The idea of using bacteria to fight cancer cells is older than you think. As far back as 1813, French physician Arsène-Hippolyte Vautier made what is considered to be the first written description of bacteria fighting cancer, after noticing that tumours shrank in individuals suffering from gas gangrene, a bacterial infection.
In the two centuries since, while several researchers have tried to harness this capability, none have prevailed. But that might soon change.
Researchers with the help of nanotechnology are working to develop path-breaking methods of using bacteria for the targeted delivery of anti-cancer drugs. They’re also looking at ways to use these bioengineered saviours to stimulate the body’s immune system to destroy cancer cells without damaging our healthy cells.

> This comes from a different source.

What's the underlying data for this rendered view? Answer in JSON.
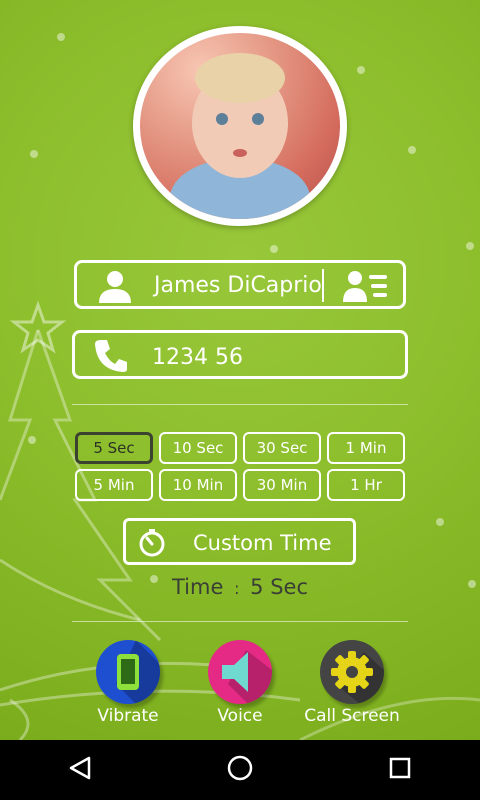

“Bacterial aided cancer nano-therapies offer great advantages for targeting hypoxic conditions,” says Dr Tanveer Tabish, group leader and principal investigator in nanomedicine at Oxford University in the UK.
The technology could also yield ways to detect cancer earlier, help monitor an individual’s response to drugs, and activate the body’s own immune system to fight cancers. Moreover, these bioengineered bacteria can self-replicate in the host, potentially making the drug cheaper to produce.
Current methods to treat cancers fail on three fronts – it is hard to get the drugs to where they need to be, drugs do not just target and kill cancer cells but also healthy ones, and over time cancer cells are seen to become resistant to drugs reducing the effect of chemotherapy.
The most striking feature of nanoparticle-based bacterial drug delivery platforms according to Dr Tabish is their “capability to facilitate therapeutic interventions while remaining non-toxic to healthy cells and tissue.”
The bacteria can also be used as vehicles to carry antibiotics and natural antimicrobial compounds and release them in a controlled, sustained, and predictable manner. The most common method of using bacterial nanohybrid systems is coupling them with photothermal therapies to kill cancer cells.
But we are just not there yet.
“A further improvement of the system’s active targeting efficiency is necessary,” says Naveneet Dubey, Research Scholar
School of Pharmaceutical Sciences, Rajiv Gandhi Proudyogiki Vishwavidyalaya, Bhopal, Madhya Pradesh. It could take between 8-10 years to complete phase 1 trials before these drugs are brought into testing in the real world.
In the meanwhile, other challenges – loading the drugs onto these nanoparticles, preserving their stability during storage and ensuring that they are manufactured at high-quality – need to be solved. But researchers believe the benefits of these bacterial nanohybrid systems are worth exploring.
No oxygen? No problem
When a tumour reaches a stage when the oxygen supply is not sufficient to feed its growth, it creates what is known as a hypoxic environment where there is a lack of oxygen. This leads to the development of new blood vessels to provide oxygen.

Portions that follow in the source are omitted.